Сторожа-воры и через Матрену пробовали найти подход к Семену.
— Усовести ты его. Чего он так нос задирает! У такого доходного места стоит, а сам не берет и нам брать не дает.
Мать приступила было к Семену, а тот прямо закричал на нее:
— И ты за воров?
— Я не за воров, а только… ведь ты и сам таскал доски, когда мальчишкой был. Хорошо быть честным богатому, а у бедного какая честность?
— Старо, мать, старо! Теперь так не живут.
И обиженная Матрена потом говорила соседкам:
— Будто подменили его на этой проклятущей войне. Сладу с ним нет.
Два года Семен воевал на ярмарке. Бывало, в ночь-полночь посмотри, а он идет с берданкой за плечом: «Стой! Куда доску прешь?» В него даже стреляли два раза. Да такого не испугаешь. На фронтах всего видал.
Вскоре пронесся слух, что Семен стал похаживать в Молитовку к девке Марье Кувшиновой и хочет на ней жениться. Тут и сторожа, и Матрена обрадовались: женатому больше надо, его легче соблазнить. Действительно, Семен женился. Ждали перемены, а перемены не вышло, все такой же он был несговорчивый.
— Вот нашли чертушку! — ругались сторожа. — Наш брат Исакий, а сладу с ним нет.
В эти годы рядчики, собиравшие артель грузчиков, исчезли, как дым, а на их место появилось множество кооперативных артелей, где главными заправилами были ловкие, пронырливые дельцы. Дельцы обирали грузчиков не хуже былого рядчика. Грузчики иногда били их смертным боем, внушая таким способом честное отношение к делу. Проклиная дельцов, грузчики говорили:
— Хорошо бы Семку Острогорова назад перетянуть. Пускай бы у нас был артельным. Свой человек — не обманет.
И при встречах звали Семена:
— Идем к нам. Мы тебя батырем выберем.
А батырь — по-татарски богатырь — у грузчиков староста, начальник.
— Что ты, Семка, от фамильного дела отбился? Отец твой, дед твой славой славились по всей Волге.

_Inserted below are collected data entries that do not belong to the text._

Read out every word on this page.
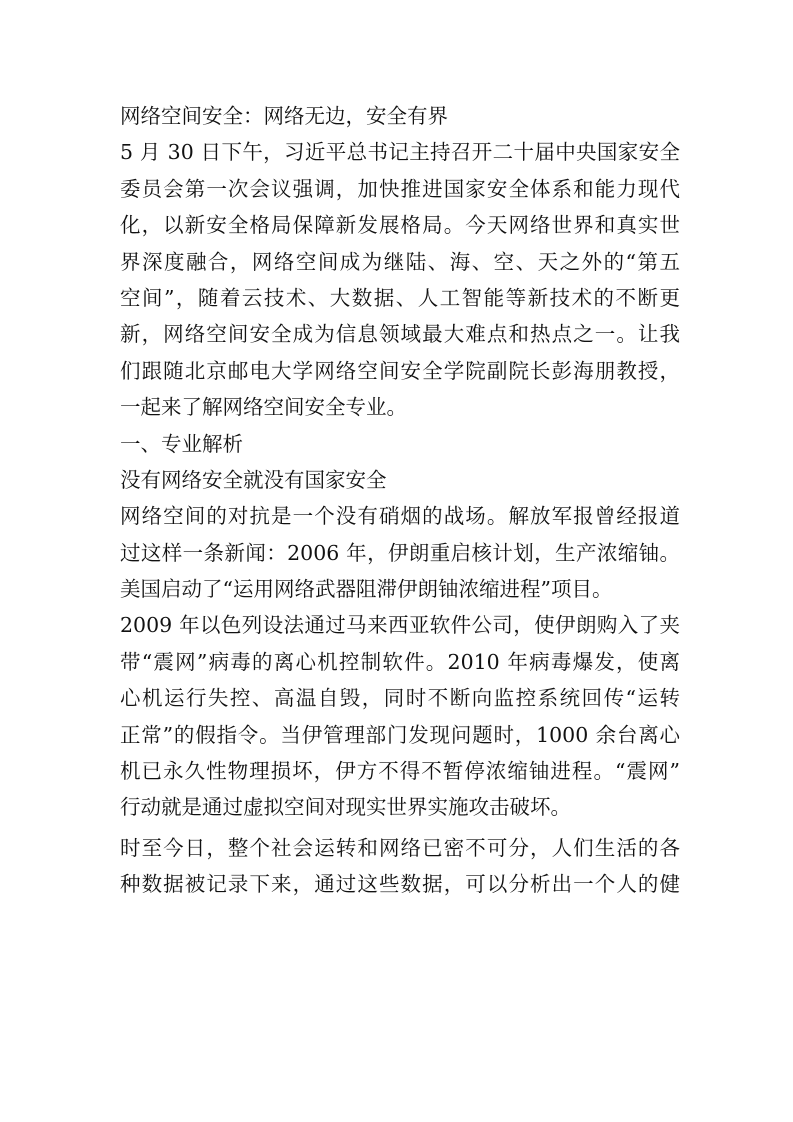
网络空间安全：网络无边，安全有界
5 月 30 日下午，习近平总书记主持召开二十届中央国家安全
委员会第一次会议强调，加快推进国家安全体系和能力现代
化，以新安全格局保障新发展格局。今天网络世界和真实世
界深度融合，网络空间成为继陆、海、空、天之外的“第五
空间”，随着云技术、大数据、人工智能等新技术的不断更
新，网络空间安全成为信息领域最大难点和热点之一。让我
们跟随北京邮电大学网络空间安全学院副院长彭海朋教授，
一起来了解网络空间安全专业。
一、专业解析
没有网络安全就没有国家安全
网络空间的对抗是一个没有硝烟的战场。解放军报曾经报道
过这样一条新闻：2006 年，伊朗重启核计划，生产浓缩铀。
美国启动了“运用网络武器阻滞伊朗铀浓缩进程”项目。
2009 年以色列设法通过马来西亚软件公司，使伊朗购入了夹
带“震网”病毒的离心机控制软件。2010 年病毒爆发，使离
心机运行失控、高温自毁，同时不断向监控系统回传“运转
正常”的假指令。当伊管理部门发现问题时，1000 余台离心
机已永久性物理损坏，伊方不得不暂停浓缩铀进程。“震网”
行动就是通过虚拟空间对现实世界实施攻击破坏。
时至今日，整个社会运转和网络已密不可分，人们生活的各
种数据被记录下来，通过这些数据，可以分析出一个人的健
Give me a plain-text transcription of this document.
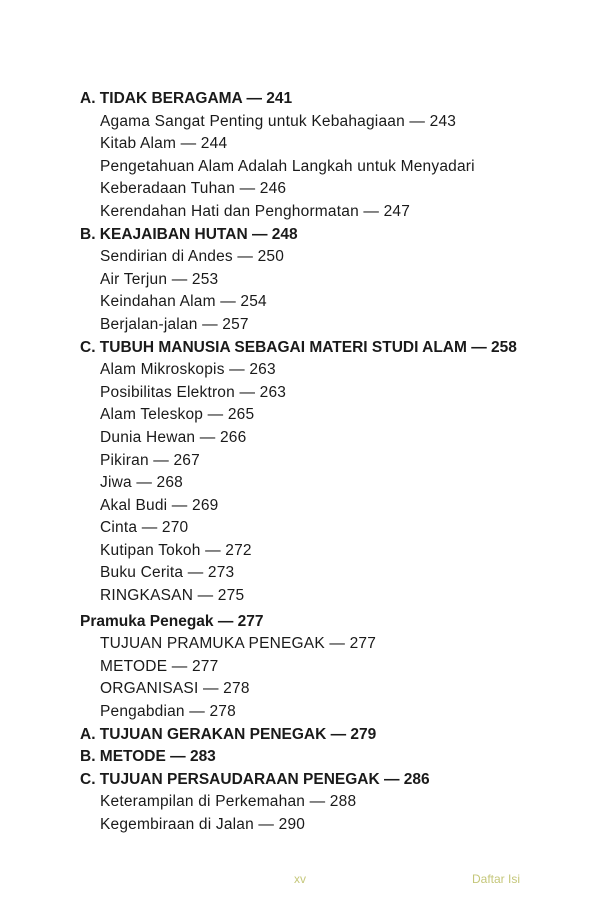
A. TIDAK BERAGAMA — 241
Agama Sangat Penting untuk Kebahagiaan — 243
Kitab Alam — 244
Pengetahuan Alam Adalah Langkah untuk Menyadari
Keberadaan Tuhan — 246
Kerendahan Hati dan Penghormatan — 247
B. KEAJAIBAN HUTAN — 248
Sendirian di Andes — 250
Air Terjun — 253
Keindahan Alam — 254
Berjalan-jalan — 257
C. TUBUH MANUSIA SEBAGAI MATERI STUDI ALAM — 258
Alam Mikroskopis — 263
Posibilitas Elektron — 263
Alam Teleskop — 265
Dunia Hewan — 266
Pikiran — 267
Jiwa — 268
Akal Budi — 269
Cinta — 270
Kutipan Tokoh — 272
Buku Cerita — 273
RINGKASAN — 275
Pramuka Penegak — 277
TUJUAN PRAMUKA PENEGAK — 277
METODE — 277
ORGANISASI — 278
Pengabdian — 278
A. TUJUAN GERAKAN PENEGAK — 279
B. METODE — 283
C. TUJUAN PERSAUDARAAN PENEGAK — 286
Keterampilan di Perkemahan — 288
Kegembiraan di Jalan — 290
xv	Daftar Isi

«Ох уж эта мне их слава», — морщился Семен, но все-таки решил после раздумья и размышлений вернуться к своему фамильному делу.
Одна артель его звала — «иди к нам!», другая — «иди к нам!».
Семен пошел в артель, которая работала на Молитовке.
С приходом Семена на Молитовку круг его жизни как будто завершился: грузчиком был, грузчиком и остался, и будто не было ни его походов по фронтам, ни бездомных костров в Сибири, на Дону и Крыму, ни страданий невысказанных не было. Грузчики в эти годы — как самый отсталый народ — жили малоизменившейся жизнью. Весь рост страны, вся перестройка шли мимо них. То же было пьянство (уже от себя, не от рядчика), те же драки — сперва «на любака», потом в полную силу и злобу. Жили грузчики по сараям и на сушилках у молитовских мужиков. И та же былая жадность осталась при расчетах. Семен даже удивлялся, до чего не изменилась жизнь у грузчиков за эти годы. Будто остановилась на каком-то далеком времени. Изменения, которые понимали и чувствовали грузчики, — это восемь часов труда вместо прежних с трех утра до шести вечера. И это Семен считал очень большим делом. Он помнил, как изломанный и измолоченный долгой работой возвращался, бывало, домой. Тут действительно «с устатку выпить бы».